Super-long-term Wholesale Commodity Prices

The above chart essentially shows whole commodity prices during the entire American history. As is generally the case, do keep in mind that there are many ways of measuring a particular item, and different methods and indexes may yield somewhat different results. Also, keep in mind that the popular commodities now are not the same as what they were a hundread years ago (e.g. whale oil, leather, etc.) Again, it's unfortunate that the chart doesn't go up to 2000 and doesn't show the collapse of prices.

What is plotted is wholesale prices, rather than retail prices, but it is likely to be similar in the long run (businesses will tend to pass wholesale inflation onto the consumer.) As you can see, commodities tend to be extremely cyclical, with massive ascents, followed by equally massive collapses. Historically, as the chart tries to point out, commodities have risen during war. The present rise in commodity prices (2000 to 2007) doesn't seem to have been due to a war (unless you consider the Iraqi war, which wasn't much of a war, to be significant.) Instead, the present rise seems to be based on increased demand from emerging markets.

Commodity bulls need to keep this chart in mind (preferably extended to 2000) and realize that commodities have always been cyclical. Although many seem to think that this isn't the case due to emerging markets such as China, India and Brazil, they often forget that Europe, Japan, and USA were emerging after WWII. We also had similar emerging markets in the 1800's. China may be a big emerging market but USA in the 1800's was too. Yet even with this rising country called United States of America, commodities were cyclical back then.

There is one thing, statistically-speaking, that is on the side of commodity bulls. This chart clearly shows that commodities rise for about 20 years (full cycle ranges from around 30 years to 56 years.) So, if history were to be repeat to a large degree, it may be possible for commodities to rise further. Given how the current commodity bull market started around 1998 (botton in oil,) we have had a 10 year bull market. The question is whether it will last another 10 years or have we seen the end of it?

British Interest Rates in the Very Long Term

This is the longest interest rate chart I have seen. It plost the British long-term rates for the last 239 years, up to 1970. Rates rose near the end of the chart and into the 70's due to high inflation (arising from policy mistakes, war in the middle east, etc.) Presently, British rates have fallen due to the deflationary bust in housing.

The important thing I notice is that, in the very long run, rates have stayed between 3% to 5% for the most part. Britain was on the gold standard in various periods (deflation more common under hard currencies) but, even then, the range has been very narrow.

South Seas Bubble

This chart depicts the infamous South Seas bubble.

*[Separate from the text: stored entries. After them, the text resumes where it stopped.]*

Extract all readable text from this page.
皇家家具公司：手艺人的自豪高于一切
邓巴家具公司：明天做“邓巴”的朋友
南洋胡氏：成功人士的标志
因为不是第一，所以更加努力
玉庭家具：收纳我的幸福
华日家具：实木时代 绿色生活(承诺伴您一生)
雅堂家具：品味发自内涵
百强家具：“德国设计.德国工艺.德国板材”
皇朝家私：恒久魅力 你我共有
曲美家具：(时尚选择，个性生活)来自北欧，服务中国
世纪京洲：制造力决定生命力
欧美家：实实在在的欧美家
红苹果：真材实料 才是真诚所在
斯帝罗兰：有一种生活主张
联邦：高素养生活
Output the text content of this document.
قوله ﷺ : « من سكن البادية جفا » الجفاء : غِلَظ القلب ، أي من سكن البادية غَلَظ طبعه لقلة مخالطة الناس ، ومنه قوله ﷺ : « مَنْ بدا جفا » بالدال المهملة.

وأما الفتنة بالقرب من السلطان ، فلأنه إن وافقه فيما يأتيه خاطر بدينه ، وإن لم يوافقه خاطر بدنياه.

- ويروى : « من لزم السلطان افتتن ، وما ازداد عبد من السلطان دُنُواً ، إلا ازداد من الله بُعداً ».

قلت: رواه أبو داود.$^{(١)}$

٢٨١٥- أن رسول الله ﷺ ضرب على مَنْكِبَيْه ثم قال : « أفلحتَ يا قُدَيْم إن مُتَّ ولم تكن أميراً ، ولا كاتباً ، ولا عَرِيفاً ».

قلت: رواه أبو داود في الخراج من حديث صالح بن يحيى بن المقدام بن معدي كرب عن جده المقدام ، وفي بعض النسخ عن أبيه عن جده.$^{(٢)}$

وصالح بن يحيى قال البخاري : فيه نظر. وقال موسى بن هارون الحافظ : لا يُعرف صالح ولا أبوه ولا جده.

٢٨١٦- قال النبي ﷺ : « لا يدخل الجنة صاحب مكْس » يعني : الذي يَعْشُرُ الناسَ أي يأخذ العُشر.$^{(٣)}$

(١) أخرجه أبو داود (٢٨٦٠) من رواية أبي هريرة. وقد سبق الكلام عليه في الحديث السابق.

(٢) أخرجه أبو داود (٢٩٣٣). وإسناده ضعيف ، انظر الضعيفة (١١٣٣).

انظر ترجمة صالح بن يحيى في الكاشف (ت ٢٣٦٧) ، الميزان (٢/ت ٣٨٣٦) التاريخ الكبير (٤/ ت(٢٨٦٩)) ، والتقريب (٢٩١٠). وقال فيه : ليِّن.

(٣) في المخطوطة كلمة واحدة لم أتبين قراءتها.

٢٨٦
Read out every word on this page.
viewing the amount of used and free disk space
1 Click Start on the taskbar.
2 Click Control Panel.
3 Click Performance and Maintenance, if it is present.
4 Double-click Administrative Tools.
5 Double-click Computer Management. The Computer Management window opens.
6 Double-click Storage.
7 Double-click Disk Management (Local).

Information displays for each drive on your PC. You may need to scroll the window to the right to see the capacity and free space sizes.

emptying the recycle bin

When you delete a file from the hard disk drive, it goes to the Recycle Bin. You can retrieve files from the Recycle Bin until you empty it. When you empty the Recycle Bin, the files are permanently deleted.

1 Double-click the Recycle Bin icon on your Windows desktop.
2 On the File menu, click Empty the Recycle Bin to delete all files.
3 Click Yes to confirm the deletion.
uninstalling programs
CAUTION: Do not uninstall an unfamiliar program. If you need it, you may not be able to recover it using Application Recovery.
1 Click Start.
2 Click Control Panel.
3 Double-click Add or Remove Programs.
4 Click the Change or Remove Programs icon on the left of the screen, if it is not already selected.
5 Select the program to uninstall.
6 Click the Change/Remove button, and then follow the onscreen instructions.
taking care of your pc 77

The shares of South Sea Company rose a little more than 5x within one year! It is one of the largest stock market bubbles in human history. I'll probably write this up in a future post.

Could Have Been Better

This book could have been so much better if it were updated to the present and included some new charts. Some of the long-term valuation charts seem to be missing a big chunk of the story, given how the post-1987 world isn't shown. More importantly perhaps, it would have been nice if there were charts of the technology bubble, which the reader could compare against the railroad bubble. It's kind of amazing to realize that the investing landscape in the last 20 years, since the original edition, has been so different. The lack of updated charts misses out on this story.

The book is also printed on "cheap" paper with very little colour (seems like a maximum of 3 colours.) Although it's fine for reference purposes, it isn't quite like the high-quality coffee-table books on travel, photography, or the like.

Final Word

Having said all that, I still recommend this book--not a high recommendation, but more middle of the road--given how it brings together various historical charts, many of them likely impossible for the non-professional to access. The inclusion of several important charts, including the South Sea Bubble and the Railroad boom, makes it worthy enough for a consideration.